Table 1 Allele frequency of autoimmune-disease-associated variants in three ethnic groups

Discussion

The allele frequencies of the four SNPs in PADI4 do not differ among the three ethnic groups, as indicated by a low F_ST value and an insignificant P value. However, SNPs in all the other three loci had allele frequencies that were significantly different in at least one of the comparisons among the three ethnic groups. The most remarkable difference was observed for the L503F SNP and haplotypes containing the SNP in SLC22A4/5 in a comparison between the Caucasian and Japanese populations. The SNP and the corresponding haplotypes were much rarer in the Japanese population and were also rare in African Americans. Although other differences in allele frequency less outstanding than L503F in SLC22A4/5, it was of note that PD-1.3A in PDCD1 and R620W in PTPN22 were only polymorphic in Caucasians and in the African-descent population, as for L503F in SLC22A4/5. Populations of African descent, Caucasians, and Japanese (an ethnic subgroup from far-east islands), should have different population histories of mutation, migration, isolation, and genetic drift, and there is no doubt that there should be substantial differences in allele frequencies among these ethnic groups.
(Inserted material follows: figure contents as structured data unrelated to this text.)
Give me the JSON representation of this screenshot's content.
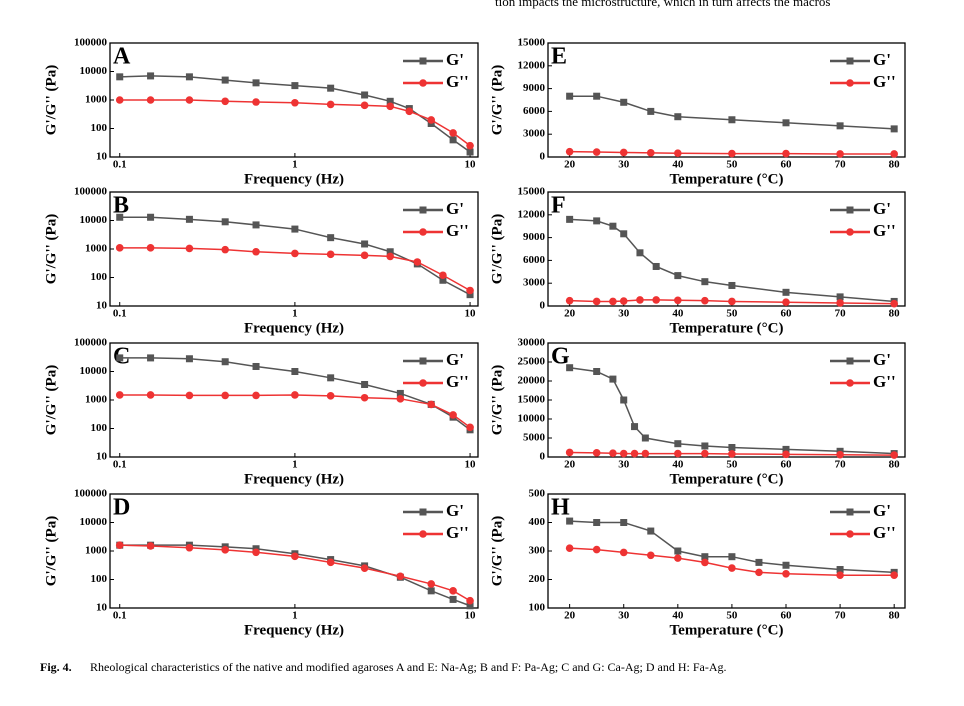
{
  "top_text": "tion impacts the microstructure, which in turn affects the macros",
  "caption_label": "Fig. 4.",
  "caption_text": "Rheological characteristics of the native and modified agaroses A and E: Na-Ag; B and F: Pa-Ag; C and G: Ca-Ag; D and H: Fa-Ag.",
  "chart_data": [
    {
      "type": "line",
      "label": "A",
      "xlabel": "Frequency (Hz)",
      "ylabel": "G'/G'' (Pa)",
      "xscale": "log",
      "yscale": "log",
      "legend": "upper right",
      "x": [
        0.1,
        0.15,
        0.25,
        0.4,
        0.6,
        1,
        1.6,
        2.5,
        3.5,
        4.5,
        6,
        8,
        10
      ],
      "xlim": [
        0.088,
        11.1
      ],
      "xticks": [
        0.1,
        1,
        10
      ],
      "ylim": [
        10,
        100000
      ],
      "yticks": [
        10,
        100,
        1000,
        10000,
        100000
      ],
      "series": [
        {
          "name": "G'",
          "color": "#555555",
          "marker": "square",
          "values": [
            6500,
            7000,
            6500,
            5000,
            4000,
            3200,
            2600,
            1500,
            900,
            500,
            150,
            40,
            15
          ]
        },
        {
          "name": "G''",
          "color": "#ee3333",
          "marker": "circle",
          "values": [
            1000,
            1000,
            1000,
            900,
            850,
            800,
            700,
            650,
            600,
            400,
            200,
            70,
            25
          ]
        }
      ]
    },
    {
      "type": "line",
      "label": "B",
      "xlabel": "Frequency (Hz)",
      "ylabel": "G'/G'' (Pa)",
      "xscale": "log",
      "yscale": "log",
      "legend": "upper right",
      "x": [
        0.1,
        0.15,
        0.25,
        0.4,
        0.6,
        1,
        1.6,
        2.5,
        3.5,
        5,
        7,
        10
      ],
      "xlim": [
        0.088,
        11.1
      ],
      "xticks": [
        0.1,
        1,
        10
      ],
      "ylim": [
        10,
        100000
      ],
      "yticks": [
        10,
        100,
        1000,
        10000,
        100000
      ],
      "series": [
        {
          "name": "G'",
          "color": "#555555",
          "marker": "square",
          "values": [
            13000,
            13000,
            11000,
            9000,
            7000,
            5000,
            2500,
            1500,
            800,
            300,
            80,
            25
          ]
        },
        {
          "name": "G''",
          "color": "#ee3333",
          "marker": "circle",
          "values": [
            1100,
            1100,
            1050,
            950,
            800,
            700,
            650,
            600,
            550,
            350,
            120,
            35
          ]
        }
      ]
    },
    {
      "type": "line",
      "label": "C",
      "xlabel": "Frequency (Hz)",
      "ylabel": "G'/G'' (Pa)",
      "xscale": "log",
      "yscale": "log",
      "legend": "upper right",
      "x": [
        0.1,
        0.15,
        0.25,
        0.4,
        0.6,
        1,
        1.6,
        2.5,
        4,
        6,
        8,
        10
      ],
      "xlim": [
        0.088,
        11.1
      ],
      "xticks": [
        0.1,
        1,
        10
      ],
      "ylim": [
        10,
        100000
      ],
      "yticks": [
        10,
        100,
        1000,
        10000,
        100000
      ],
      "series": [
        {
          "name": "G'",
          "color": "#555555",
          "marker": "square",
          "values": [
            30000,
            30000,
            28000,
            22000,
            15000,
            10000,
            6000,
            3500,
            1700,
            700,
            250,
            90
          ]
        },
        {
          "name": "G''",
          "color": "#ee3333",
          "marker": "circle",
          "values": [
            1500,
            1500,
            1450,
            1450,
            1450,
            1500,
            1400,
            1200,
            1100,
            700,
            300,
            110
          ]
        }
      ]
    },
    {
      "type": "line",
      "label": "D",
      "xlabel": "Frequency (Hz)",
      "ylabel": "G'/G'' (Pa)",
      "xscale": "log",
      "yscale": "log",
      "legend": "upper right",
      "x": [
        0.1,
        0.15,
        0.25,
        0.4,
        0.6,
        1,
        1.6,
        2.5,
        4,
        6,
        8,
        10
      ],
      "xlim": [
        0.088,
        11.1
      ],
      "xticks": [
        0.1,
        1,
        10
      ],
      "ylim": [
        10,
        100000
      ],
      "yticks": [
        10,
        100,
        1000,
        10000,
        100000
      ],
      "series": [
        {
          "name": "G'",
          "color": "#555555",
          "marker": "square",
          "values": [
            1600,
            1600,
            1600,
            1400,
            1200,
            800,
            500,
            300,
            120,
            40,
            20,
            12
          ]
        },
        {
          "name": "G''",
          "color": "#ee3333",
          "marker": "circle",
          "values": [
            1600,
            1500,
            1300,
            1100,
            900,
            650,
            400,
            250,
            130,
            70,
            40,
            18
          ]
        }
      ]
    },
    {
      "type": "line",
      "label": "E",
      "xlabel": "Temperature (°C)",
      "ylabel": "G'/G'' (Pa)",
      "legend": "upper right",
      "x": [
        20,
        25,
        30,
        35,
        40,
        50,
        60,
        70,
        80
      ],
      "xlim": [
        16,
        82
      ],
      "xticks": [
        20,
        30,
        40,
        50,
        60,
        70,
        80
      ],
      "ylim": [
        0,
        15000
      ],
      "yticks": [
        0,
        3000,
        6000,
        9000,
        12000,
        15000
      ],
      "series": [
        {
          "name": "G'",
          "color": "#555555",
          "marker": "square",
          "values": [
            8000,
            8000,
            7200,
            6000,
            5300,
            4900,
            4500,
            4100,
            3700
          ]
        },
        {
          "name": "G''",
          "color": "#ee3333",
          "marker": "circle",
          "values": [
            700,
            650,
            600,
            550,
            500,
            450,
            450,
            400,
            400
          ]
        }
      ]
    },
    {
      "type": "line",
      "label": "F",
      "xlabel": "Temperature (°C)",
      "ylabel": "G'/G'' (Pa)",
      "legend": "upper right",
      "x": [
        20,
        25,
        28,
        30,
        33,
        36,
        40,
        45,
        50,
        60,
        70,
        80
      ],
      "xlim": [
        16,
        82
      ],
      "xticks": [
        20,
        30,
        40,
        50,
        60,
        70,
        80
      ],
      "ylim": [
        0,
        15000
      ],
      "yticks": [
        0,
        3000,
        6000,
        9000,
        12000,
        15000
      ],
      "series": [
        {
          "name": "G'",
          "color": "#555555",
          "marker": "square",
          "values": [
            11400,
            11200,
            10500,
            9500,
            7000,
            5200,
            4000,
            3200,
            2700,
            1800,
            1200,
            600
          ]
        },
        {
          "name": "G''",
          "color": "#ee3333",
          "marker": "circle",
          "values": [
            700,
            600,
            600,
            650,
            800,
            800,
            750,
            700,
            600,
            500,
            400,
            300
          ]
        }
      ]
    },
    {
      "type": "line",
      "label": "G",
      "xlabel": "Temperature (°C)",
      "ylabel": "G'/G'' (Pa)",
      "legend": "upper right",
      "x": [
        20,
        25,
        28,
        30,
        32,
        34,
        40,
        45,
        50,
        60,
        70,
        80
      ],
      "xlim": [
        16,
        82
      ],
      "xticks": [
        20,
        30,
        40,
        50,
        60,
        70,
        80
      ],
      "ylim": [
        0,
        30000
      ],
      "yticks": [
        0,
        5000,
        10000,
        15000,
        20000,
        25000,
        30000
      ],
      "series": [
        {
          "name": "G'",
          "color": "#555555",
          "marker": "square",
          "values": [
            23500,
            22500,
            20500,
            15000,
            8000,
            5000,
            3500,
            2900,
            2500,
            2000,
            1500,
            900
          ]
        },
        {
          "name": "G''",
          "color": "#ee3333",
          "marker": "circle",
          "values": [
            1200,
            1100,
            1000,
            900,
            900,
            900,
            900,
            900,
            800,
            700,
            600,
            500
          ]
        }
      ]
    },
    {
      "type": "line",
      "label": "H",
      "xlabel": "Temperature (°C)",
      "ylabel": "G'/G'' (Pa)",
      "legend": "upper right",
      "x": [
        20,
        25,
        30,
        35,
        40,
        45,
        50,
        55,
        60,
        70,
        80
      ],
      "xlim": [
        16,
        82
      ],
      "xticks": [
        20,
        30,
        40,
        50,
        60,
        70,
        80
      ],
      "ylim": [
        100,
        500
      ],
      "yticks": [
        100,
        200,
        300,
        400,
        500
      ],
      "series": [
        {
          "name": "G'",
          "color": "#555555",
          "marker": "square",
          "values": [
            405,
            400,
            400,
            370,
            300,
            280,
            280,
            260,
            250,
            235,
            225
          ]
        },
        {
          "name": "G''",
          "color": "#ee3333",
          "marker": "circle",
          "values": [
            310,
            305,
            295,
            285,
            275,
            260,
            240,
            225,
            220,
            215,
            215
          ]
        }
      ]
    }
  ]
}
However, an explanation of the remarkable difference seen for L503F in SLC22A4/5 and others appears to require an additional mechanism. We note that Stefansson et al. (2005) reported that a 900-kb inversion polymorphism is frequently present in Caucasians but is rare in Africans and almost absent in East Asians, similar to the L503F SNP, and that prevalence of the variation in Caucasians was due to a positive effect in reproduction.

Beside the population genetics perspective, the difference in allele frequency among ethnic groups is important for association studies. Ioannidis et al. (2004) recently summarized multiple meta-analyses on common disease-susceptible polymorphisms from the perspective of ethnic variability. They concluded that the relative risk produced by susceptible variants seemed to be more similar among various ethnic groups compared with variability in their allele frequency. These findings would be correct in general but may not be applicable for polymorphisms that are common for some ethnic groups but absent in other groups. Ethnic uniformity and diversity in the identity of common disease-susceptible variants and their genetic contribution need to be extensively investigated before ethnic variations of polymorphisms are understood. Therefore, the details and differences in ethnic variations need to be incorporated into investigations of susceptibility variants for common diseases.